December 7 is Thursday. Today I went to the USS Arizona Memorial at Pearl Harbor. And it gave me the creeps. See, I've seen pictures of the memorial before, and was a bit underwhelmed. It turns out that I just didn't understand what I was seeing because it had never been described in any of the pictures I had seen. They were all taken from the side. I went to the memorial, and was surprised to see that it involved a boat ride out to it...a white building in the distance that looks like a stark white chopstick rest. We docked, and I went into the building. A large empty room with window holes in the sides and top. It was then that I realised that this memorial building was a bridge that straddled the remains of the sunken battleship just below the water's surface I had no idea. Looking down through the water at the ship gave me the creeps. For just a moment I was watching it sink from the remote ocean expanse and feeling the chill of a cold, lonely tragic death. Everything seems so shallow and harmless in that harbor, and it was chilling to realise that I was looking at a mass grave. There's a spot just a few feet from the building where oil still leaks from the ship....for the past 65 years. In the back of the memorial building, all the victims' names are posted on the wall. Now, looking at obits in the paper, it's just names. Looking in the phone book, it's just names. But standing on a bridge straddling a sunken battleship, they're Names. I don't know how to describe that feeling. I stood there for a long time just looking at names. Likewise, watching the History Channel, it's just a sinking ship. In a history book, it's just a battle. But back in the museum, it's survivors describing on videotape how they would reach out to help a fellow soldier escape the flames only to have the skin come off in their hands, or watch in horror as thier faces fell off. I thought that when I went to Pearl harbor today, I would see a memorial and tour a battleship. I didn't get to tour a battleship on this trip, and I did much more than see a memorial...I actually experienced pain from it. And, unfortunately, that is a pain that is rarely experienced by those who start wars.

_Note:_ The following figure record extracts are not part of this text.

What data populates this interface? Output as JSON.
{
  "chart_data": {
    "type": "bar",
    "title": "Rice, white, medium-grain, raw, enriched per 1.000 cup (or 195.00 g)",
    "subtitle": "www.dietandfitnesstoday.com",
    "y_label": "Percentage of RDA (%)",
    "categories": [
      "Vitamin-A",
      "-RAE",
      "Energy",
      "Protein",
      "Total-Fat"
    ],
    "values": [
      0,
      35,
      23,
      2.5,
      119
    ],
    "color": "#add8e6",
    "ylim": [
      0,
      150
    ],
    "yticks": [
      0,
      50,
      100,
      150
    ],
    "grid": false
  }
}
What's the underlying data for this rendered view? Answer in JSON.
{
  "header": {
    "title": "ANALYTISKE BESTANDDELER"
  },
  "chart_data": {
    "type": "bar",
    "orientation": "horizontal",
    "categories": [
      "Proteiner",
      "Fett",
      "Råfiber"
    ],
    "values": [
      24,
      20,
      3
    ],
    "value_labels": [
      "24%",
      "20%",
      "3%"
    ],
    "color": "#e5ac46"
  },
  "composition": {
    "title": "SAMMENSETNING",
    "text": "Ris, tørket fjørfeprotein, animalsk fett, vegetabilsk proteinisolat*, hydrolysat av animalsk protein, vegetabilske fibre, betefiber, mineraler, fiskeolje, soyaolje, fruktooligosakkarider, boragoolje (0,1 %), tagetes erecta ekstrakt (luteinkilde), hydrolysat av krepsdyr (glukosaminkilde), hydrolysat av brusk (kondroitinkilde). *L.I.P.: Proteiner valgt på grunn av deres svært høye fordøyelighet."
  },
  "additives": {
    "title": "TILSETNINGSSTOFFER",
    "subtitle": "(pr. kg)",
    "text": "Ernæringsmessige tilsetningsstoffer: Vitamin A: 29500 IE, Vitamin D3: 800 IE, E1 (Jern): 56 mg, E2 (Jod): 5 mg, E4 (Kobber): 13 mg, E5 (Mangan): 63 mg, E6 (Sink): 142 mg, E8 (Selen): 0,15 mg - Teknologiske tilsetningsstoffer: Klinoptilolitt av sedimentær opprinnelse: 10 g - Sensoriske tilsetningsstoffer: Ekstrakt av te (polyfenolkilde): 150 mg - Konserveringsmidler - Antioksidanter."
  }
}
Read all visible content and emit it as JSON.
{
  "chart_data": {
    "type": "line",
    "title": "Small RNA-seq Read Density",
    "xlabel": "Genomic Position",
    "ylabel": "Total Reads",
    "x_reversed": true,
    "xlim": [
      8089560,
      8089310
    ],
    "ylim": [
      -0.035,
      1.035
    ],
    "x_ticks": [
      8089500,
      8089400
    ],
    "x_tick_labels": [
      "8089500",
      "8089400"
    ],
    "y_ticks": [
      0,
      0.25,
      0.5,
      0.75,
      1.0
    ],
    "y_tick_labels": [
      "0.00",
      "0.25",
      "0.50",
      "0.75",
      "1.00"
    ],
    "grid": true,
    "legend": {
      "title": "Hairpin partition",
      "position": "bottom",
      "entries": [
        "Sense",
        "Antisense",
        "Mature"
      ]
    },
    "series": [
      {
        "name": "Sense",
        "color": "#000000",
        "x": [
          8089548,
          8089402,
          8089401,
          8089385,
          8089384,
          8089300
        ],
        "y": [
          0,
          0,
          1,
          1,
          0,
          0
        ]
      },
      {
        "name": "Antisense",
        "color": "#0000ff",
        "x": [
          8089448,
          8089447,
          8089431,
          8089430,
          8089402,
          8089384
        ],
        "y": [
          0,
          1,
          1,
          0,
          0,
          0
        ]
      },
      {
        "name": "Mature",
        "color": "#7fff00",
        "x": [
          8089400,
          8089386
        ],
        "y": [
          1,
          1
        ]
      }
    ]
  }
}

Wow Avvie, sounds like a memorable experience. I'd love to get that chance some day. I've been to a few places that have really caught me by surprise, it's always a great experience. Thanks for sharing.
its kind off the same subject but I mean everyone must have seen Band of Brothers from start to finish once at least (ive seen it like 50 tims through and through ) well its just ive met the REAL Donald Malarkey and I was just flabergasted didn't know what to say to him just weird seing someone whom i watched jump into a field a german fire to fins a Luger
I had a somewhat similar experience when I did the cassette tour of Alcatraz. I thought it was going to be really cheesy but was surprisingly captivated hearing the stories of the inmates (like BirdMan, etc.) while directly in front of their cell.
I thought about it being Dec. 7th when I woke up this morning. It will get little if any media attention and even less from the youth, too bad.